Ich habe meine ersten Wurfversuche mit der ABU 4601 Backslash gemacht. Zum Üben kann man diese Multi nehmen aber ansonsten nicht. Mit viel Übung macht es jetzt richtig Spass damit auf Hecht und Zander zu fischen. Man hat einen sehr guten Kontakt zum Köder und mit den Wurfweiten kann ich mich jetzt auch mit einer Stationären Rolle messen, habe jetzt aber eine Calcutta 251. Man braucht nur Geduld und dann klappt es auch.

Petri Heil

Klausi


----------



## Guen (2. April 2002)

Ja ,die Shimano ist schon ein Traum ,aber leider im Gegensatz zu ABU auch viel teurer  !

Gruss Guen


----------



## Redbeetle78 (14. Mai 2014)

*AW: Richtig werfen mit der Multirolle*

Hallo erstmal, ich muss sagen das ich hier alles mit Begeisterung lese, da ich mir auch Multirollen zugelegt habe die bei einem Schlauchboot kauf dabei waren. Ich hatte bis jetzt keine Vorstellung wie das funktionieren sollte.
Aber nun bin ich ja auch hier :O) 

Vielleicht hat jemand schon mal mit dieser Multirolle zu tun gehabt und kann mir genauso weiterhelfen. Daiwa Viento ich hab keine Ahnung welche Rädchen für was sind. 

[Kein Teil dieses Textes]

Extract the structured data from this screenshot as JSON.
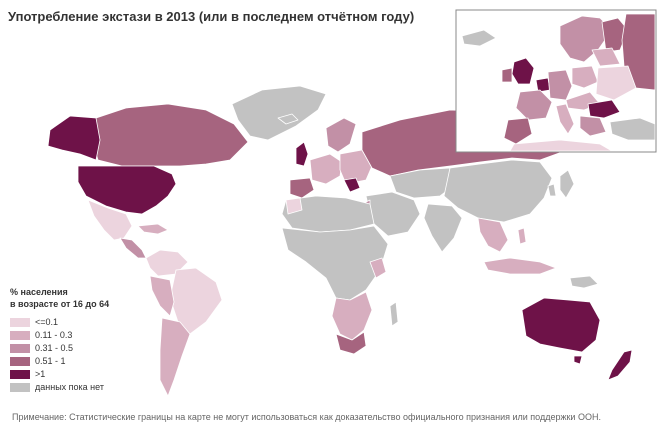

Ich hoffe das ich diesen Thread nun nicht gestört habe .

Petri Kay


----------



## benihana (14. Mai 2014)

*AW: Richtig werfen mit der Multirolle*



Redbeetle78 schrieb:


> Vielleicht hat jemand schon mal mit dieser Multirolle zu tun gehabt und kann mir genauso weiterhelfen. Daiwa Viento ich hab keine Ahnung welche Rädchen für was sind.
> 
> Ich hoffe das ich diesen Thread nun nicht gestört habe .
> 
> Petri Kay



Hi Kay,

Die Viento ist eine ganz schöne Rolle. Sie hat noch ein extra Feature, den twitchin Bar. Das ist der kleine Hebel oberhalb der Spule. Bei geschlossener Rolle kannst du damit so 15-20 cm Schnur ruckartig einziehen. Eignet sich damit zum Beispiel gut zum vertikalen. 
Einfach mal den Anweisungen hier folgen. Die spulenbremse liegt logischerweise direkt parallel mit der Spule, die sternförmige Bremse an der Kurbel ist die Drillbremse, auf der anderen Seite ist dann die Zentrifugal oder Magnetbremse. 

Viel Spaß mit der Rolle.


----------